> You seem to underestimate how heavily ClickHouse is optimized (e.g. compressed storage).
Is it any more compressed than Apache Hive's ORC format (https://orc.apache.org)? Because that's increasingly accepted as a storage format in a lot of these analytical systems.
Yes, looks like it. According to these posts, ORC only uses snappy or zlib compression, while Clickhouse uses double-delta, Gorilla, and T64 algorithms.
ORC or Parquet are file storage formats so without context their performance can be almost anything. Where is the data stored? S3? HDFS? Local ram disk?
Clickhouse manages the whole distributed storage, ram caching, etc. thing for you.
In my experience, a unified single purpose vertically integrated solution will be faster than a bunch of kitchen sink solutions bolted together.
Of those, it looks like only Presto is open source and/or free. So maybe it's a presto versus clickhouse comparison, which explains why so many choose clickhouse (it's one of only 2 options in its class).
Presto is mostly an engine that runs on top of other databases, although it does have its own query execution engine.
The basic idea behind Presto is that it federates other databases, and supports doing joins across them. From what I understand, the problem that it solved at Facebook is bridging the gap between different teams; if a team has MySQL and another has files stored on HDFS, it doesn't really matter because all you do is query Presto and it'll query both under the covers. The alternative is setting up data pipelines, and dealing with the ongoing issues of maintaining those data pipelines.
How well do those work on a single 8GB node? Because ClickHouse works very well at that scale, with a single C++ executable.
There's large complexity and cost overheads to Hadoop solutions, and not everyone has actual big data problems. ClickHouse hugely outperforms on query patterns that would devolve into table scans in a row store, while working at row store volumes of data without a bunch of big nodes.
Snowflake doesn’t really keep up with Clickhouse (in my experience) and it costs money.
DataBricks is essentially Spark, and I shouldn’t need a whole spark cluster just to get database functionality. It also costs money.
Unless I’m mistaken, Presto is just a distributed query tool over the top of a separate storage layer, so that’s 2 things you have to setup.

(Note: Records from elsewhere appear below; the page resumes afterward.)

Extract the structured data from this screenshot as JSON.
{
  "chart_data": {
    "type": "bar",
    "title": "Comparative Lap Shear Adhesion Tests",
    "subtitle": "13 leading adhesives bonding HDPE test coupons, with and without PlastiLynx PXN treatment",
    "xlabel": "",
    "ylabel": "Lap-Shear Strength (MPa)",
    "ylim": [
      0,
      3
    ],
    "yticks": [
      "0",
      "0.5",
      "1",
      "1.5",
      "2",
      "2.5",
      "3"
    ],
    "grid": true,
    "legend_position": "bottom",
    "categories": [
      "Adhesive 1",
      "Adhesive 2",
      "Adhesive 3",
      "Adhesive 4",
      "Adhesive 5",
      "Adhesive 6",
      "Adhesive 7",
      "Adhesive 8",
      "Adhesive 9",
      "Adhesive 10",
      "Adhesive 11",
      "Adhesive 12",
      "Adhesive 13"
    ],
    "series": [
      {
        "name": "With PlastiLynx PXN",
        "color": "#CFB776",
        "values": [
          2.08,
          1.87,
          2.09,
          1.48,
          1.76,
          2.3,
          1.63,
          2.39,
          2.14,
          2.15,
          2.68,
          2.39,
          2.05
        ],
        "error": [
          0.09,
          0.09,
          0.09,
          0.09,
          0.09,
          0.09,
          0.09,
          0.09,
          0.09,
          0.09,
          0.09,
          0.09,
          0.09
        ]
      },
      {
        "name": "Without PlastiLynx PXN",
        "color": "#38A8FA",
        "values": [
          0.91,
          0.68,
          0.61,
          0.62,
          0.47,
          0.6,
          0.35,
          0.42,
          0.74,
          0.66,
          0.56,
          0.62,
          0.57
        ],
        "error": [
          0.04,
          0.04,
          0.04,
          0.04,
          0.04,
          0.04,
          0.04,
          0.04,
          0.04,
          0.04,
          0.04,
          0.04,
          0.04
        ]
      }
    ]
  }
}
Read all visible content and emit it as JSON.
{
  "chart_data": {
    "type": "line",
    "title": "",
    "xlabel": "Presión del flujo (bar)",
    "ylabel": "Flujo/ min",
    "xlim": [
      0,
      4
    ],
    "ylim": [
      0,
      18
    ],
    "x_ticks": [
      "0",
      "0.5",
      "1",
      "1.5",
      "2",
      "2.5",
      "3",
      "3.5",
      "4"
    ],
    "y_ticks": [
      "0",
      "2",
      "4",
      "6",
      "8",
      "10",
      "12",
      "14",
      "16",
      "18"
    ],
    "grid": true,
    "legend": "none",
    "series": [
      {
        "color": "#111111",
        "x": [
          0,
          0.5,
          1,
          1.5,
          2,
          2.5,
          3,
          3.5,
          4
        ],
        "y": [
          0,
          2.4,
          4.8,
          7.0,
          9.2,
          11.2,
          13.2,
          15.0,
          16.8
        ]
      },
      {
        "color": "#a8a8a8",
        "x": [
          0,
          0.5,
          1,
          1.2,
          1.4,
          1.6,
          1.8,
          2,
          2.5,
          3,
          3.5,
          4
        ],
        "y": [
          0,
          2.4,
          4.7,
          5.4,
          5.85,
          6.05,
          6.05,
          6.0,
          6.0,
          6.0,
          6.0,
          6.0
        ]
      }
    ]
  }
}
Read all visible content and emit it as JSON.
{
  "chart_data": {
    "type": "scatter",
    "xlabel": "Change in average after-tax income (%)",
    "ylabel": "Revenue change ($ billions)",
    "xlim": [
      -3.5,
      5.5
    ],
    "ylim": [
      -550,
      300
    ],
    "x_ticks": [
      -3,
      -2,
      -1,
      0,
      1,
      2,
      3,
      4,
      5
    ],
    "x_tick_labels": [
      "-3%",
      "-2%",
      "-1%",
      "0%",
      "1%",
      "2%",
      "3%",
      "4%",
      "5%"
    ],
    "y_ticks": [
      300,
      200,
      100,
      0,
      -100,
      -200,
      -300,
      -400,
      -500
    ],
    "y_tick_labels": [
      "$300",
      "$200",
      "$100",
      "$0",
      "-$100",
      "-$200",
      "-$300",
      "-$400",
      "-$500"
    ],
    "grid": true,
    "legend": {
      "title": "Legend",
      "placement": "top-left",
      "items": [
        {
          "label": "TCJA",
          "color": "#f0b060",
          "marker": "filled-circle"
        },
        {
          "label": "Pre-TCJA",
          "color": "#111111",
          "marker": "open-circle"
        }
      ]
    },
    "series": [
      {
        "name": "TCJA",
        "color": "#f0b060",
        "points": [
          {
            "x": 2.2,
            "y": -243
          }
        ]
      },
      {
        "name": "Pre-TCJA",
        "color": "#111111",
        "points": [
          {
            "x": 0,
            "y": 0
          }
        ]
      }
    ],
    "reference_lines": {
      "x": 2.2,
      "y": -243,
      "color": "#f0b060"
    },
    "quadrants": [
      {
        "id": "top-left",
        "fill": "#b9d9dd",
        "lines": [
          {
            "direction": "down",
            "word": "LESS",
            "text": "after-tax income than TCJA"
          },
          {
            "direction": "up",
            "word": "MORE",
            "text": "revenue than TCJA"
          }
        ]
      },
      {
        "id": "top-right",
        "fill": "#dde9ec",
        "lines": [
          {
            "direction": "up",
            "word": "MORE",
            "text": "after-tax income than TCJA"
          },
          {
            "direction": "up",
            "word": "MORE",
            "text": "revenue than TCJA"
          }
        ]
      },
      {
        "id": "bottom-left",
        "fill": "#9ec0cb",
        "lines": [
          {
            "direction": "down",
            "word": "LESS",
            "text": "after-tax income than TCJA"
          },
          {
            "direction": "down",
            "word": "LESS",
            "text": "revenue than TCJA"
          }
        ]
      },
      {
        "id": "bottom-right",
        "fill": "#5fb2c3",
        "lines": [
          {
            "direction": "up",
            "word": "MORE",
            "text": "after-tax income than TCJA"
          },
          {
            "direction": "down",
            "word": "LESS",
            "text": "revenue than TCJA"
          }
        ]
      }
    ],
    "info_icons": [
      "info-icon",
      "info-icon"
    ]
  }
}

I have no experience with BigQiery but I’ve heard good things about it and Redshift, however but if the rest of your infra isn’t on GCP/AWS then that will probably be a blocker.
Clickhouse is open source, comes with convenient clients in a bunch of languages as well as a HTTP API. It’s outrageously fast and has some cool features and makes the right trade-offs for its use-case, large range of supported input/output formats, built-in Kafka support and the replication and sharding is reasonably straightforward to setup.
I don't think it's fair to say "A is faster than B" like in the above comments based on the order they appear in a list that mixes GPU clusters and laptops results. The author of the benchmark does nothing wrong deontologically, but the results table seems ordered by time and some people jump to quick conclusion or use it as a way to rank performance when it's not appropriate.
[1] I say "perhaps" because I've only just started using it having migrated from MonetDB, but have no experience of alternatives like Presto.